P910nd USB printing problem

Try adding these 2 lines on Startup

I had this problem with an old Brother MFC-9880 printer ( very old printer )
everything is configured well but the printer does not receive data
I never understood why but it's probably the Windows driver which is from 2006

With also a Asrock G10 i cannot use

Hi, I reinstalled everything and gave another try.

This time, I caught Canon CAPT Printer interface while seing the printer for one or two seconds before falling back again into Incorrect Port or Communication Error.

Alhough it seems not that difficult, no clue to resume. Thanks to all helpers hoping community will come up a non-magical simple solution.

Thank you and regards.
Safak Kayhan

This is a long run for a short slide, but you could build cups and follow the Arch Wiki Canon_CAPT guide to configure it with the router as host

For the workstations, configure the default printers to be the remote printer on the router and send the print job "raw".

Personally, I would try to upgrade the printer to a common printer language (PCL5, PCL5E, PCL6 or best Postscript) and a hardwired ethernet port.

Hi, thank you for your reply and suggestion.

As you rightfully underline this is a huge job for a small award. So for instance I will keep working topology, I guess.

So, I think that Linksys router has a printer daemon embedded which communicates with it's own print client software on Windows (USB Control Center). In this case, I just wonder if CUPS is flexible enough to be adjusted for Canon's special packet communication (TCP port 59787 or 59687).

PS: Another concern about not to invest time on CUPS for instance might be that TP-LINK TL-MR3020 Ver 3.20 doesn't offer a standart USB 2.0 but limited to Ver 1.1. This may also be an issue even CUPS successfully installed and adjusted. There is a detailled section about USB powering / connection / data transfer limits at device's page:
(https://openwrt.org/toh/tp-link/tl-mr3020_v3)

Thank you. Regards.
Safak Kayhan

Besides that, we all have to consider that Printer drivers and raw queues are deprecated and will stop working in a future version of cups., as you can easily find surfing the web... For instance, my Linux Mint PC started warning a few months ago, just in the middle of the battle with my old printer...

I'm using the term "filter" to describe converting postscript into CAPT.
I believe the topology would be that the router (essentially an embedded computer) would host cups and perform the postscript -> CAPT filtering. This would benefit from a multicore, fast router cpu and copious ram. You would tell the cups on the router to "share" the printer at port 631 at the router IP, in your case 192.168.1.2:631. The clients on the network send the printjob "raw" (unfiltered) and let the router do the work.

Hi, thank you both for your replies.

I didn't know about legacy printers / drivers and raw queues issue and nice to learn to resume collecting / keeping legacy drivers etc.

CAPT in fact works fine locally. On the other hand, USB Control Centre of Linksys and Printer Utility of Asus realize communication when a printer is attached to router. TP-Link also has a similar printer utiliy named USB_Printer_Controller_Utility. All three and alike, I guess just collect Router-Printer requests from local computer and redirect router eliminating port mismatches (kinda NAT ?). Without a secondary utility (USB Control Centre), Canon driver can't communicate with the router-printer.

Thank you. Regards.
Safak Kayhan

Many websites, specifically openprinting.org refer to *ppd files as drivers. Technically, this is incorrect. I wrote up a howto posted on the FreeBSD forum that can be referenced.
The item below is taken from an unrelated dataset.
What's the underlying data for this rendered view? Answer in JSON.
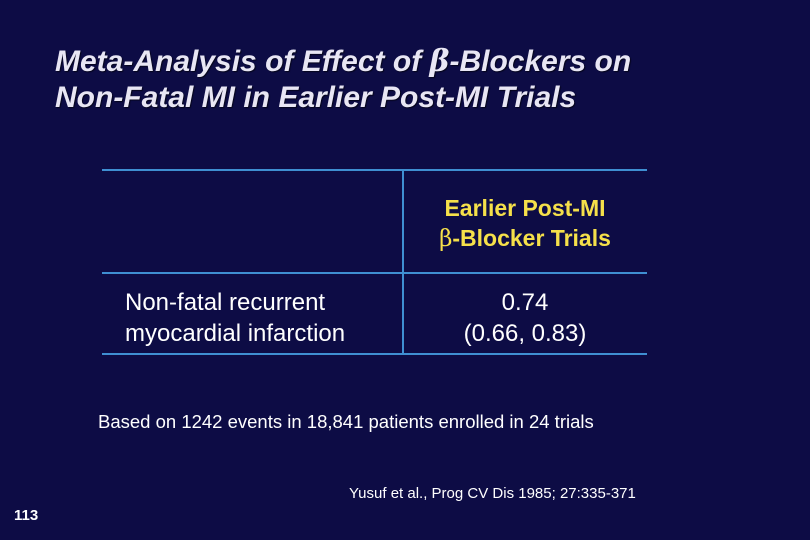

The post shows the code line that actually references the true driver and how to pull printer commands (manual feed tray, #10 envelope page size, resolution, etc) from the ppd and send them directly to the printer

In the example ppd the actual driver is specified in this stanza:

*% driver option access with all supported printer drivers and printing
*driverName ljet4: "

ljet4 is supplied by ghostscript and converts postscript to PCL5. If your printer uses PCL6 (increased resolution over PCL5) the driverName would be pxlmono.

The actual driver is ljet4/pxlmono and not the *ppd.

PPDs function by translating user commands to something your particular model of printer understands. I cannot fathom how a method that translates commands to thousands of different makes/models of printers can be summarily removed.

There is one way around this and that is to use a PostScript capable printer. Adobe use to license postscript to various printer manufacturers who flashed it on to their more expensive printers. The printer could process a industry standard *.ps file directly - no PPD/Driver needed. Adobe patents on postscript expired and most Printer manufacturers have a functional equivalent. For example Brother's postscript is BrScript3.